Resolutions need to be satisfying, but that of course does not always mean happy: The finale of Five Easy Pieces is bleak but wholly earned, the finale of Gladiator has that heroic mix of happy and sad, with the protagonist having given his life for the greater good. In happier finales, it’s best I think not to do too much; the reader or viewer just needs a sense that the protagonist has moved past some of the inner issues that were established at the start of the story: The Misfits and My Life as a Dog do this to different and equally satisfying degrees.
Q. How is developing characters for fiction different than developing them for film? What is important when developing characters in screenplays?

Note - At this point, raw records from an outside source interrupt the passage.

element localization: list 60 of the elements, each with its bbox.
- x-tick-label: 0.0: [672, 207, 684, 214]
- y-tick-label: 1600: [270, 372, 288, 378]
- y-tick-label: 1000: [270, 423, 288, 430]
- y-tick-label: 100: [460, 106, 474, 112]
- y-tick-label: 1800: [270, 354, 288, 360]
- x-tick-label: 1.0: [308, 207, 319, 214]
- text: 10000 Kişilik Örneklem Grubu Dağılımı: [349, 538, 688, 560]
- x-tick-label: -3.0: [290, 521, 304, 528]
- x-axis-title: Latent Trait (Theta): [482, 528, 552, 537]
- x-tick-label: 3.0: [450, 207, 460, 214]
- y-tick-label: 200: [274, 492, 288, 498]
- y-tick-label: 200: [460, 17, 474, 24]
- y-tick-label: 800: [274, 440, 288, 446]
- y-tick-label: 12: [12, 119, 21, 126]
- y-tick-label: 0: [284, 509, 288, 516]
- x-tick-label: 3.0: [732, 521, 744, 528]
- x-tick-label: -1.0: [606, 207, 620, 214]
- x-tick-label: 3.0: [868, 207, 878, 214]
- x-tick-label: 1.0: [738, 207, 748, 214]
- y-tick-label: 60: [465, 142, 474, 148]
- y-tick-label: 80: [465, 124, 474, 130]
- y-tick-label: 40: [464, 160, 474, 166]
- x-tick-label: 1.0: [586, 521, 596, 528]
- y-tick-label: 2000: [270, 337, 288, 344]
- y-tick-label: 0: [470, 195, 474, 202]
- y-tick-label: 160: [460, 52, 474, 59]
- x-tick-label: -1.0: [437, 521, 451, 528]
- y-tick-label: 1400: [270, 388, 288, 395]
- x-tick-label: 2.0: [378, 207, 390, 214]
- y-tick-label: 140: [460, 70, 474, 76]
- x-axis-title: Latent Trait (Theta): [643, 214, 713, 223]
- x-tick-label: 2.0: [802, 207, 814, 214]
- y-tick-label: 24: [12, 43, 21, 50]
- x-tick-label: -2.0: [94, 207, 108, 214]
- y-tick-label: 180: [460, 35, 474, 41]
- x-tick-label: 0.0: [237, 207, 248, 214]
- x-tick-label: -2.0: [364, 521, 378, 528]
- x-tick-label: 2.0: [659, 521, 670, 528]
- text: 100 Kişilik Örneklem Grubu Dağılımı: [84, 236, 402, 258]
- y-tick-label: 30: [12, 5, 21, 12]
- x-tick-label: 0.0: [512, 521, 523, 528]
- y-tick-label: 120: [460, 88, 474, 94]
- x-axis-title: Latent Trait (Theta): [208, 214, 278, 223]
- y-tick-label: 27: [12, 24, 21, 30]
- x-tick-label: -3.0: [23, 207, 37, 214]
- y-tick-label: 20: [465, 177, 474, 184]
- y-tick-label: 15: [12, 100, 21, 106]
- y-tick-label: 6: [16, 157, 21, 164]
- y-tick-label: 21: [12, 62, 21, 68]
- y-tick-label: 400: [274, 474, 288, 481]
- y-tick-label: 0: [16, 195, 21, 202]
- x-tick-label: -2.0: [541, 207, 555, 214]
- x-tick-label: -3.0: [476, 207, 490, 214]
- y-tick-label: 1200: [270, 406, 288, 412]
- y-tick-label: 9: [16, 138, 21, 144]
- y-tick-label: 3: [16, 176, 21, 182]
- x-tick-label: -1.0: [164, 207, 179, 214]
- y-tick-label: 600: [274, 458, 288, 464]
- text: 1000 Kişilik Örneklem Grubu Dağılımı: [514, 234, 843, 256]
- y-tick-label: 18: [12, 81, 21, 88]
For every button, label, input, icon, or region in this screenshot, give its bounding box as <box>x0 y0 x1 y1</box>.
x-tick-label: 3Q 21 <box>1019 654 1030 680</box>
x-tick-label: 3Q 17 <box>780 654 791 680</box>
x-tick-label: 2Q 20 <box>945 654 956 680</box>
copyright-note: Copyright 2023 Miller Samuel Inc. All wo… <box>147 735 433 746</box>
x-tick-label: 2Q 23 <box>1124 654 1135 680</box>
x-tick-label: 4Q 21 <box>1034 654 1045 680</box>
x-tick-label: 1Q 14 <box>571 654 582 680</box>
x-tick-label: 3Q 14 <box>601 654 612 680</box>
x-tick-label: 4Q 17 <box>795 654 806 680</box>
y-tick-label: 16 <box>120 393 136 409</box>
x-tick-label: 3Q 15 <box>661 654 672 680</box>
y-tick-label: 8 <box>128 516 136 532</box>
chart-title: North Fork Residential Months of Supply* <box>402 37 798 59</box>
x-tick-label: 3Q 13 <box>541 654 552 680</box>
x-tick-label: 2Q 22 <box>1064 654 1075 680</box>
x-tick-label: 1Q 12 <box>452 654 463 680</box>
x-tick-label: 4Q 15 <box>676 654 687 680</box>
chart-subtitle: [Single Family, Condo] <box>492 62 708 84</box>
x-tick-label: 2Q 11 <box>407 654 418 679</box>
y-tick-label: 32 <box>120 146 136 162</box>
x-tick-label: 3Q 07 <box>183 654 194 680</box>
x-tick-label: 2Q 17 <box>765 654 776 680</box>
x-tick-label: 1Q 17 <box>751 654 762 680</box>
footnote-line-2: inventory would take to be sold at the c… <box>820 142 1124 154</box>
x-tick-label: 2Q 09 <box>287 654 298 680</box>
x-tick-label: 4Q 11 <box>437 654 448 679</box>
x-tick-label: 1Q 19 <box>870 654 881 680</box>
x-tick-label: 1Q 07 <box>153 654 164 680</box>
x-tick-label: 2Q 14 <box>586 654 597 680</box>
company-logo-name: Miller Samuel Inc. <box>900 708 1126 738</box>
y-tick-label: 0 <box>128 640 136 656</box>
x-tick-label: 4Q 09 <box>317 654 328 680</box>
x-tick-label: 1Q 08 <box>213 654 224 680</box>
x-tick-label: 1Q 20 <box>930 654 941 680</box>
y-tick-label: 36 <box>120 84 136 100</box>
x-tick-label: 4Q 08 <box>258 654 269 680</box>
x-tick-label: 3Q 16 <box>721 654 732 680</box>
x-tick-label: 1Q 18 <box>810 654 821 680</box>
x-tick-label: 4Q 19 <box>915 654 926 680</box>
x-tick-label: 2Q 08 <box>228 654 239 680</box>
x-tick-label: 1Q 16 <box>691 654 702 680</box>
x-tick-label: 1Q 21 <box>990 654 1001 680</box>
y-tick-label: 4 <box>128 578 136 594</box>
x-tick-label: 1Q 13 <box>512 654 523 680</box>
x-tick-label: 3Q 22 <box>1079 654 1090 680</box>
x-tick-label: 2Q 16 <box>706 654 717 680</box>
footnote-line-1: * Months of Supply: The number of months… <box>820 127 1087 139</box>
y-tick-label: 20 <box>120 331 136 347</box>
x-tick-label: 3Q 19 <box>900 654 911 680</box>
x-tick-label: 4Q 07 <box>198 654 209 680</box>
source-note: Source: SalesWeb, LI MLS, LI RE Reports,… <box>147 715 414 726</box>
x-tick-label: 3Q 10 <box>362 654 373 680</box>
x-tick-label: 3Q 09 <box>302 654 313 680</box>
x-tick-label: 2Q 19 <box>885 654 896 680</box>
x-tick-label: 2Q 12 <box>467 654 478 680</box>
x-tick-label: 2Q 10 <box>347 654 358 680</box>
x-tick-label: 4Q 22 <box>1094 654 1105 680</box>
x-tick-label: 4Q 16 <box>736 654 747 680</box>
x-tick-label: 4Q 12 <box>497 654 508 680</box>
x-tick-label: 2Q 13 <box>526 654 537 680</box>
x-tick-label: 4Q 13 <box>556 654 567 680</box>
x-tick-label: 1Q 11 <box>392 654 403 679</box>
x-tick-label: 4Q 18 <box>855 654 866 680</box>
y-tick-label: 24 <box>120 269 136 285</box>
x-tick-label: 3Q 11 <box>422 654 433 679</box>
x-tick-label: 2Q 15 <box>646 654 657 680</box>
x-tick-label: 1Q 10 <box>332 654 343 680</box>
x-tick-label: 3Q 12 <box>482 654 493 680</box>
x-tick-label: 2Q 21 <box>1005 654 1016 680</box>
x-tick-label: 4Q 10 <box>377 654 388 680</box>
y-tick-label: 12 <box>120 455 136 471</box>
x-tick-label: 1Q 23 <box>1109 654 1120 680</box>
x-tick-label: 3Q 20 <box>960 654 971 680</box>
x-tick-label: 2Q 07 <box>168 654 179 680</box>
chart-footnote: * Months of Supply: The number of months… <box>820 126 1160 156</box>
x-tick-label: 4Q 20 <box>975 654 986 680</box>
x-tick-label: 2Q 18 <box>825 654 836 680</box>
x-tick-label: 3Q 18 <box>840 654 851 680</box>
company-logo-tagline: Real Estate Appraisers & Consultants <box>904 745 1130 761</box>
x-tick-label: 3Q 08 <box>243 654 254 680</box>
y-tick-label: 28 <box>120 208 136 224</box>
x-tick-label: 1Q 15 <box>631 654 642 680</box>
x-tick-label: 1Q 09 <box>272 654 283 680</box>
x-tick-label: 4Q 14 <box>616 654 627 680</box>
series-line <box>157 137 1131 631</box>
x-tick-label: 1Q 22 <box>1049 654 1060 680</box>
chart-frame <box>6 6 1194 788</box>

A. I think that the main challenge in screenwriting is in externalizing the internal. Fiction’s advantage (and also its trap) is the internal, that is we can write what the character is thinking and feeling. In screenwriting, with the rare exceptions of the compelling use of voice over, we have to get that internal feeling expressed into action, into scene. (Actually, I think this is what fiction must do as well. We have to guard against the dull convenience of internal monologue. But certainly back story is simpler in fiction.) Film, of course, has the advantage of picture and sound, what fiction hopes to create in a reader’s mind, but I think they both share the overwhelming need for connection with the better part of our humanity, however messy and violent the story from that connection might become.
Q. Anything else?
A. A writer has to make time for her writing. With all the demands, real and made up, to fill the pages well takes commitment. There’s no shame in not writing — but if a beginner wants to write, then he’s got to get at it every day, reading and viewing constantly, writing and finishing work and then writing more. And we need to practice finishing. Every successful writer and filmmaker I know, and I know a bunch, works really hard, that is they give their full attention to the work. This doesn’t mean you can’t give your attention to other things, but it does mean that the work doesn’t ever get neglected. You neglect it, it dies. And years can go by.